Credit Acceptance typically offers the same. The difference is that regular subprime lenders get a $3,000 fee, so on a $14,000 loan the dealer receives $11,000 up front. They will probably also be on the hook for six months for a payment default clause, meaning if the customer misses any of those first six months of payments, the dealer has to buy the contract back and honor the terms of that contract. $11,000 is all the dealer will ever get; there is no end game. Unfortunately, that causes dealers to do what I like to call 'putting lipstick on the pig'.
They try make it better than it is. If a customer has nine months on their job, the sales person rounds it up to a year on the credit application to show more stability. If a customer makes $1,500 a month, they round it up to $1,700 which makes the disposable income look better. This results in drastically inaccurate data from which lenders base their risk assessment. It is their job to inspect the data and assess the risk accurately, however information falls through the cracks. On that $14,000 loan, Credit Acceptance might fund the dealer $11,000 or perhaps $1,000 less, however there are several big differences.
There is no payment default clause; if a customer misses a payment, the dealer does not have to pay back the advance. If they gave them $10,000 instead of $11,000 the dealer is at a $1,000 disadvantage by using Credit Acceptance over other lenders. The difference is that once Credit Acceptance has collected $10,000 in payments, the dealer can earn back the fees associated with that contract, and will receive 80% of every payment made. This makes it more of a partnership with dealers which encourages them to give accurate information to allow the system to accurately assess the risk which affects how that contract performs. If that contract meets or exceeds expectations, dealers receive additional funds, as opposed to the funds which line the pockets of every other subprime lender who operate their business traditionally.
How does that change the dealer margin in the short term? Are used car dealers encouraged to effectively mark up the car?

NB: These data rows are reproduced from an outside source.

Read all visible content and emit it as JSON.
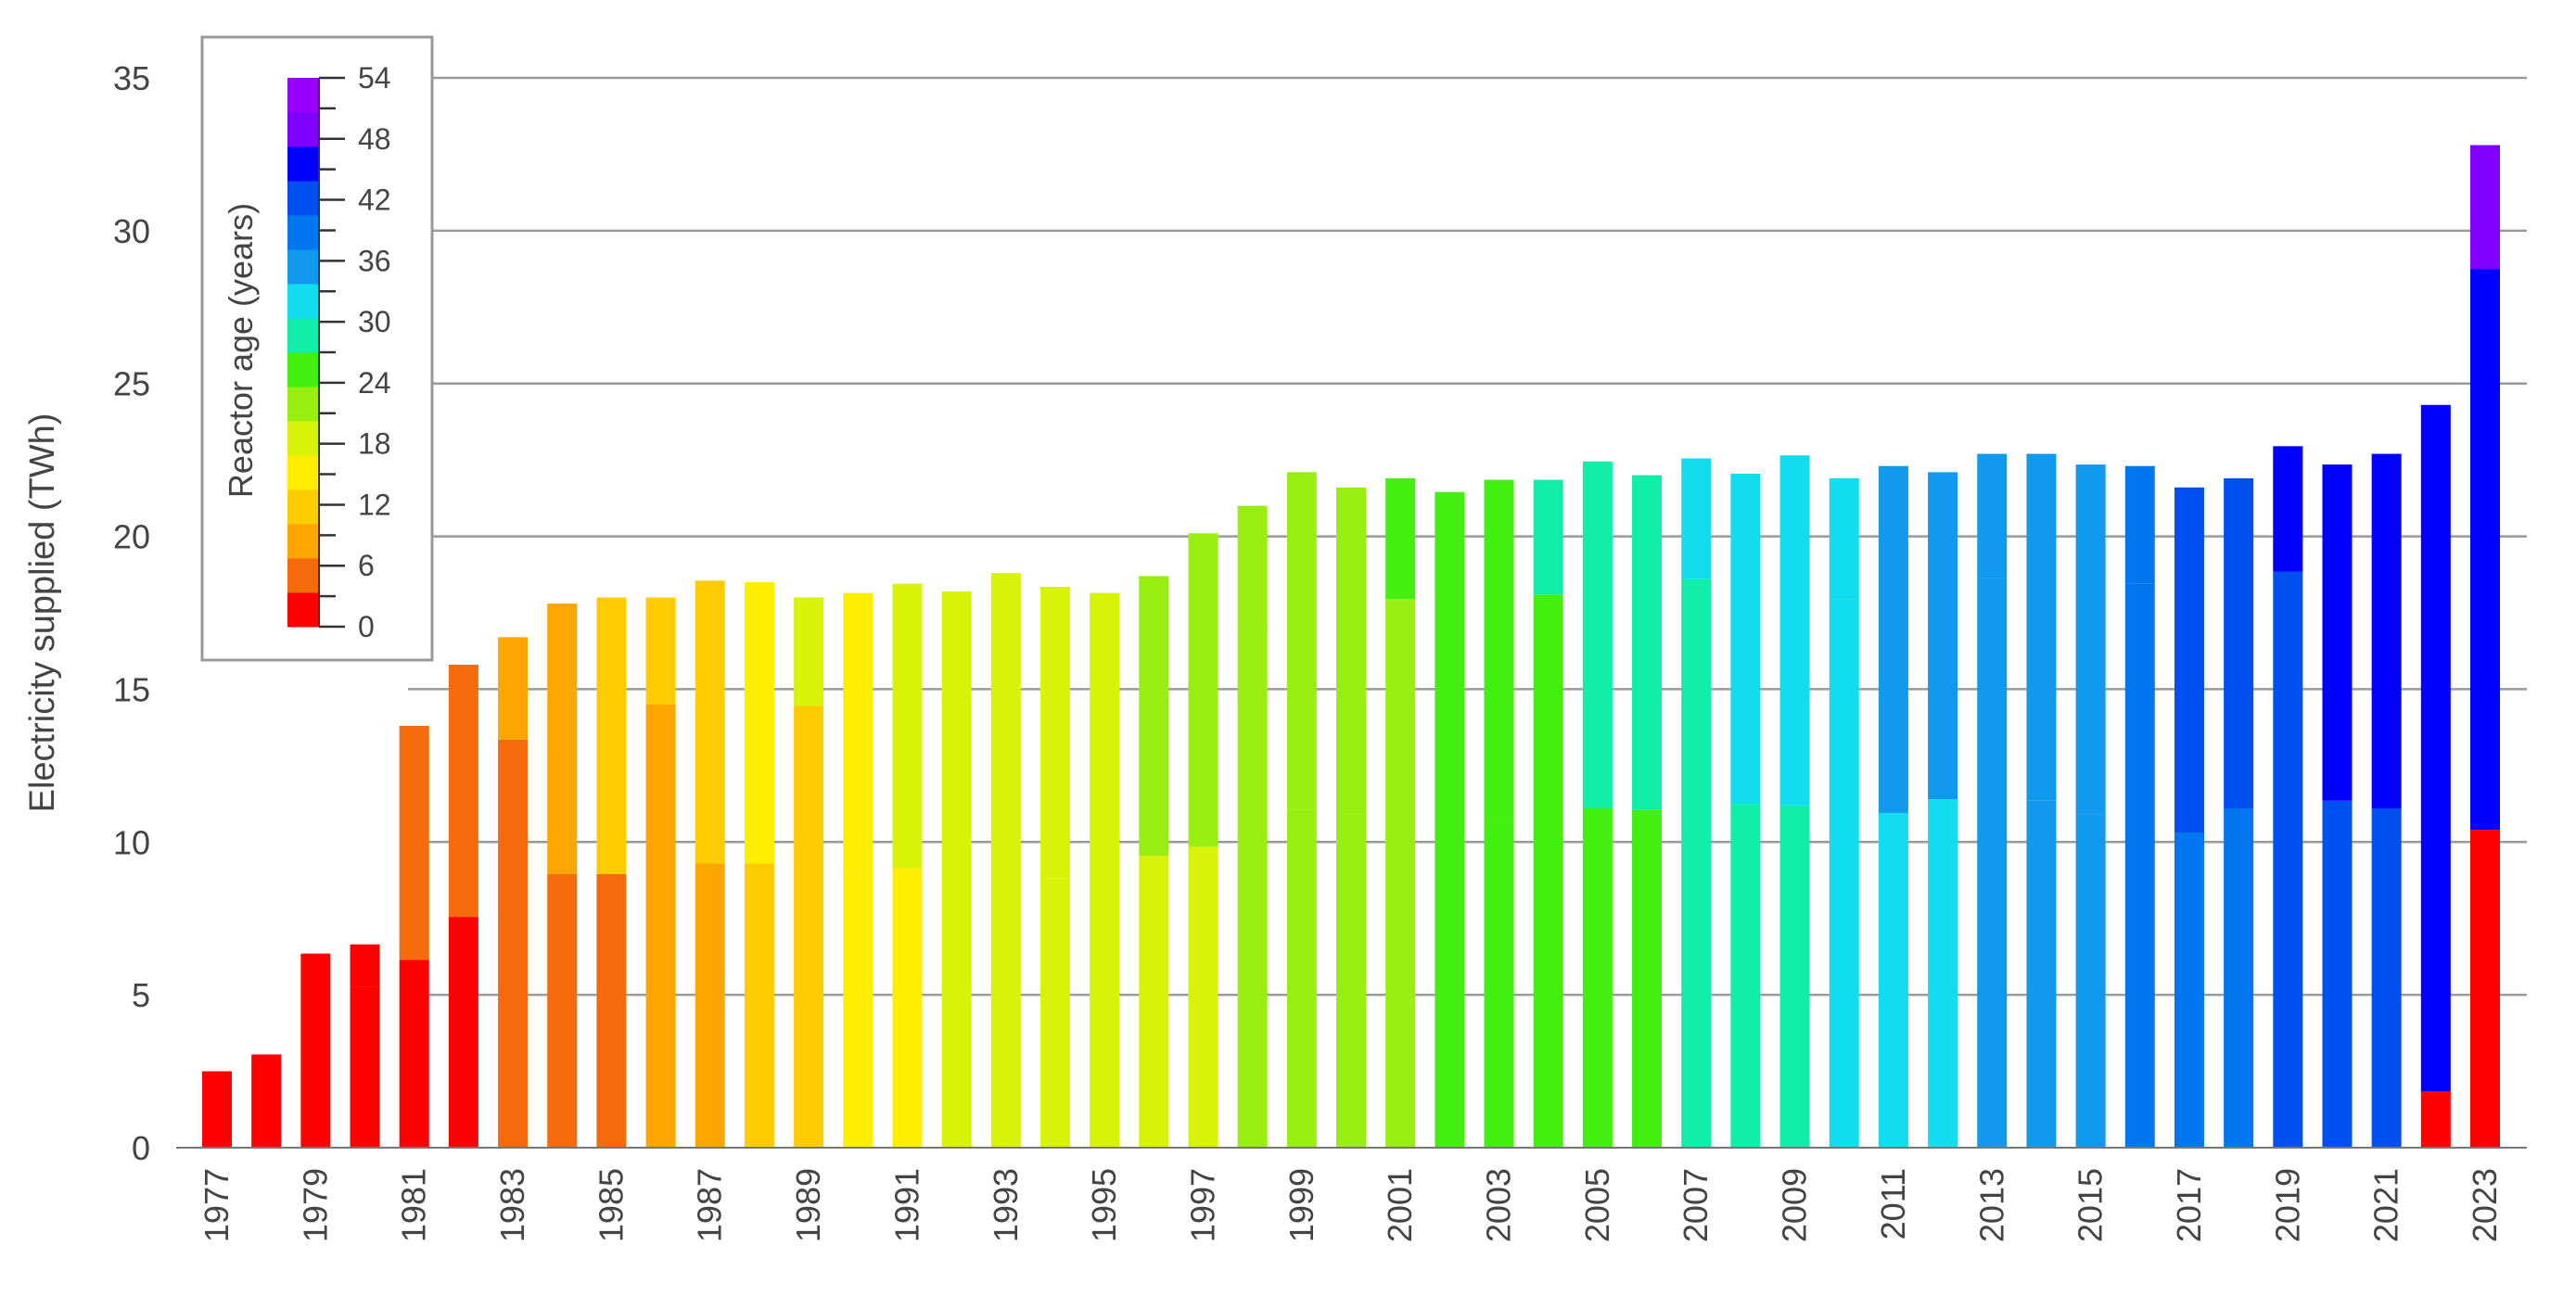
{
  "chart_data": {
    "type": "bar",
    "stacked": true,
    "ylabel": "Electricity supplied (TWh)",
    "xlabel": "",
    "ylim": [
      0,
      35
    ],
    "yticks": [
      0,
      5,
      10,
      15,
      20,
      25,
      30,
      35
    ],
    "grid": "horizontal",
    "legend_placement": "top-left",
    "colorbar": {
      "title": "Reactor age (years)",
      "ticks": [
        0,
        6,
        12,
        18,
        24,
        30,
        36,
        42,
        48,
        54
      ],
      "min": 0,
      "max": 54,
      "colors": [
        "#ff0000",
        "#f56a0a",
        "#ffa500",
        "#ffcc00",
        "#ffee00",
        "#d9f20a",
        "#99ee11",
        "#44ee11",
        "#11eeaa",
        "#11ddee",
        "#1199ee",
        "#0077ee",
        "#0050f0",
        "#0000ff",
        "#7f00ff",
        "#9900ff"
      ]
    },
    "categories": [
      "1977",
      "1978",
      "1979",
      "1980",
      "1981",
      "1982",
      "1983",
      "1984",
      "1985",
      "1986",
      "1987",
      "1988",
      "1989",
      "1990",
      "1991",
      "1992",
      "1993",
      "1994",
      "1995",
      "1996",
      "1997",
      "1998",
      "1999",
      "2000",
      "2001",
      "2002",
      "2003",
      "2004",
      "2005",
      "2006",
      "2007",
      "2008",
      "2009",
      "2010",
      "2011",
      "2012",
      "2013",
      "2014",
      "2015",
      "2016",
      "2017",
      "2018",
      "2019",
      "2020",
      "2021",
      "2022",
      "2023"
    ],
    "x_tick_labels": [
      "1977",
      "1979",
      "1981",
      "1983",
      "1985",
      "1987",
      "1989",
      "1991",
      "1993",
      "1995",
      "1997",
      "1999",
      "2001",
      "2003",
      "2005",
      "2007",
      "2009",
      "2011",
      "2013",
      "2015",
      "2017",
      "2019",
      "2021",
      "2023"
    ],
    "bars": [
      {
        "year": "1977",
        "segments": [
          {
            "value": 2.5,
            "age": 0
          }
        ]
      },
      {
        "year": "1978",
        "segments": [
          {
            "value": 3.05,
            "age": 1
          }
        ]
      },
      {
        "year": "1979",
        "segments": [
          {
            "value": 6.35,
            "age": 2
          }
        ]
      },
      {
        "year": "1980",
        "segments": [
          {
            "value": 5.25,
            "age": 3
          },
          {
            "value": 1.4,
            "age": 0
          }
        ]
      },
      {
        "year": "1981",
        "segments": [
          {
            "value": 6.15,
            "age": 0
          },
          {
            "value": 7.65,
            "age": 4
          }
        ]
      },
      {
        "year": "1982",
        "segments": [
          {
            "value": 7.55,
            "age": 1
          },
          {
            "value": 8.25,
            "age": 5
          }
        ]
      },
      {
        "year": "1983",
        "segments": [
          {
            "value": 13.35,
            "age": 4
          },
          {
            "value": 3.35,
            "age": 9
          }
        ]
      },
      {
        "year": "1984",
        "segments": [
          {
            "value": 8.95,
            "age": 5
          },
          {
            "value": 8.85,
            "age": 10
          }
        ]
      },
      {
        "year": "1985",
        "segments": [
          {
            "value": 8.95,
            "age": 6
          },
          {
            "value": 9.05,
            "age": 11
          }
        ]
      },
      {
        "year": "1986",
        "segments": [
          {
            "value": 14.5,
            "age": 10
          },
          {
            "value": 3.5,
            "age": 12
          }
        ]
      },
      {
        "year": "1987",
        "segments": [
          {
            "value": 9.3,
            "age": 10
          },
          {
            "value": 9.25,
            "age": 13
          }
        ]
      },
      {
        "year": "1988",
        "segments": [
          {
            "value": 9.3,
            "age": 11
          },
          {
            "value": 9.2,
            "age": 14
          }
        ]
      },
      {
        "year": "1989",
        "segments": [
          {
            "value": 14.45,
            "age": 13
          },
          {
            "value": 3.55,
            "age": 17
          }
        ]
      },
      {
        "year": "1990",
        "segments": [
          {
            "value": 9.0,
            "age": 14
          },
          {
            "value": 9.15,
            "age": 16
          }
        ]
      },
      {
        "year": "1991",
        "segments": [
          {
            "value": 9.15,
            "age": 14
          },
          {
            "value": 9.3,
            "age": 17
          }
        ]
      },
      {
        "year": "1992",
        "segments": [
          {
            "value": 18.2,
            "age": 17
          }
        ]
      },
      {
        "year": "1993",
        "segments": [
          {
            "value": 18.8,
            "age": 18
          }
        ]
      },
      {
        "year": "1994",
        "segments": [
          {
            "value": 8.8,
            "age": 18
          },
          {
            "value": 9.55,
            "age": 19
          }
        ]
      },
      {
        "year": "1995",
        "segments": [
          {
            "value": 14.8,
            "age": 19
          },
          {
            "value": 3.35,
            "age": 20
          }
        ]
      },
      {
        "year": "1996",
        "segments": [
          {
            "value": 9.55,
            "age": 20
          },
          {
            "value": 9.15,
            "age": 21
          }
        ]
      },
      {
        "year": "1997",
        "segments": [
          {
            "value": 9.85,
            "age": 20
          },
          {
            "value": 10.25,
            "age": 21
          }
        ]
      },
      {
        "year": "1998",
        "segments": [
          {
            "value": 17.15,
            "age": 21
          },
          {
            "value": 3.85,
            "age": 22
          }
        ]
      },
      {
        "year": "1999",
        "segments": [
          {
            "value": 11.05,
            "age": 22
          },
          {
            "value": 11.05,
            "age": 23
          }
        ]
      },
      {
        "year": "2000",
        "segments": [
          {
            "value": 10.9,
            "age": 22
          },
          {
            "value": 10.7,
            "age": 23
          }
        ]
      },
      {
        "year": "2001",
        "segments": [
          {
            "value": 17.95,
            "age": 23
          },
          {
            "value": 3.95,
            "age": 26
          }
        ]
      },
      {
        "year": "2002",
        "segments": [
          {
            "value": 10.6,
            "age": 24
          },
          {
            "value": 10.85,
            "age": 26
          }
        ]
      },
      {
        "year": "2003",
        "segments": [
          {
            "value": 10.75,
            "age": 24
          },
          {
            "value": 11.1,
            "age": 26
          }
        ]
      },
      {
        "year": "2004",
        "segments": [
          {
            "value": 18.1,
            "age": 26
          },
          {
            "value": 3.75,
            "age": 29
          }
        ]
      },
      {
        "year": "2005",
        "segments": [
          {
            "value": 11.1,
            "age": 26
          },
          {
            "value": 11.35,
            "age": 28
          }
        ]
      },
      {
        "year": "2006",
        "segments": [
          {
            "value": 11.05,
            "age": 26
          },
          {
            "value": 10.95,
            "age": 29
          }
        ]
      },
      {
        "year": "2007",
        "segments": [
          {
            "value": 18.6,
            "age": 29
          },
          {
            "value": 3.95,
            "age": 31
          }
        ]
      },
      {
        "year": "2008",
        "segments": [
          {
            "value": 11.25,
            "age": 29
          },
          {
            "value": 10.8,
            "age": 31
          }
        ]
      },
      {
        "year": "2009",
        "segments": [
          {
            "value": 11.2,
            "age": 30
          },
          {
            "value": 11.45,
            "age": 31
          }
        ]
      },
      {
        "year": "2010",
        "segments": [
          {
            "value": 17.95,
            "age": 31
          },
          {
            "value": 3.95,
            "age": 33
          }
        ]
      },
      {
        "year": "2011",
        "segments": [
          {
            "value": 10.95,
            "age": 33
          },
          {
            "value": 11.35,
            "age": 34
          }
        ]
      },
      {
        "year": "2012",
        "segments": [
          {
            "value": 11.4,
            "age": 33
          },
          {
            "value": 10.7,
            "age": 34
          }
        ]
      },
      {
        "year": "2013",
        "segments": [
          {
            "value": 18.65,
            "age": 34
          },
          {
            "value": 4.05,
            "age": 36
          }
        ]
      },
      {
        "year": "2014",
        "segments": [
          {
            "value": 11.35,
            "age": 35
          },
          {
            "value": 11.35,
            "age": 36
          }
        ]
      },
      {
        "year": "2015",
        "segments": [
          {
            "value": 10.9,
            "age": 35
          },
          {
            "value": 11.45,
            "age": 37
          }
        ]
      },
      {
        "year": "2016",
        "segments": [
          {
            "value": 18.45,
            "age": 38
          },
          {
            "value": 3.85,
            "age": 40
          }
        ]
      },
      {
        "year": "2017",
        "segments": [
          {
            "value": 10.3,
            "age": 40
          },
          {
            "value": 11.3,
            "age": 41
          }
        ]
      },
      {
        "year": "2018",
        "segments": [
          {
            "value": 11.1,
            "age": 40
          },
          {
            "value": 10.8,
            "age": 41
          }
        ]
      },
      {
        "year": "2019",
        "segments": [
          {
            "value": 18.85,
            "age": 42
          },
          {
            "value": 4.1,
            "age": 45
          }
        ]
      },
      {
        "year": "2020",
        "segments": [
          {
            "value": 11.35,
            "age": 42
          },
          {
            "value": 11.0,
            "age": 45
          }
        ]
      },
      {
        "year": "2021",
        "segments": [
          {
            "value": 11.1,
            "age": 43
          },
          {
            "value": 11.6,
            "age": 44
          }
        ]
      },
      {
        "year": "2022",
        "segments": [
          {
            "value": 1.85,
            "age": 0
          },
          {
            "value": 22.45,
            "age": 45
          }
        ]
      },
      {
        "year": "2023",
        "segments": [
          {
            "value": 10.4,
            "age": 1
          },
          {
            "value": 18.35,
            "age": 44
          },
          {
            "value": 4.05,
            "age": 48
          }
        ]
      }
    ]
  }
}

The difference is you cannot mark it up because you will only get $12,000. You are limited based on what the lender will finance. Credit Acceptance allows dealers more control to structure deals because everything they do can increase or decrease the amount of risk on that loan. If a good credit customer gets a 60-month term and a bad credit customer gets a 36-month term, Credit Acceptance would offer 48 months. With any change to the car deal, dealers can see how it increases or decreases the risk.
As they make changes to the loan and decrease the associated risk, they are rewarded by getting funded more money. This trains dealers to build car deals in a manner which provides less risk for both parties and offers customers more affordable payments. With other lenders, when you lower your selling price, you give up profit margin, but with Credit Acceptance a dealer can lower the selling price by $1,000 and make $700 more up front on day one.
Lowering the price by $1,000 brings down the monthly payment by roughly $30, making it more affordable for the customer. They could lower the price by $700 but add a vehicle service contract, so if the vehicle breaks, it gets repaired and all the customer is at risk for is a $100 deductible instead of a $1,400 repair bill. They can now continue to make those loan payments without getting into a financial pinch. Credit Acceptance teaches dealers to create deals with less associated risk to achieve the best performance because that gets them more money up front and a bigger portion of profits later.
Why would dealers choose Credit Acceptance over other lenders?
A big part is knowing you will make more money later which creates stability. Many dealers run a buy here, pay here business and avoid banks. They collect all the interest and make money throughout the life of the loan, which is substantial with bad credit customers. On a long term 66 to 72 month loan, with high interest, there might be $10,000 in finance charges. Taking $2,000 less on day one, with a possibility of an extra $6,000 later, makes a huge difference.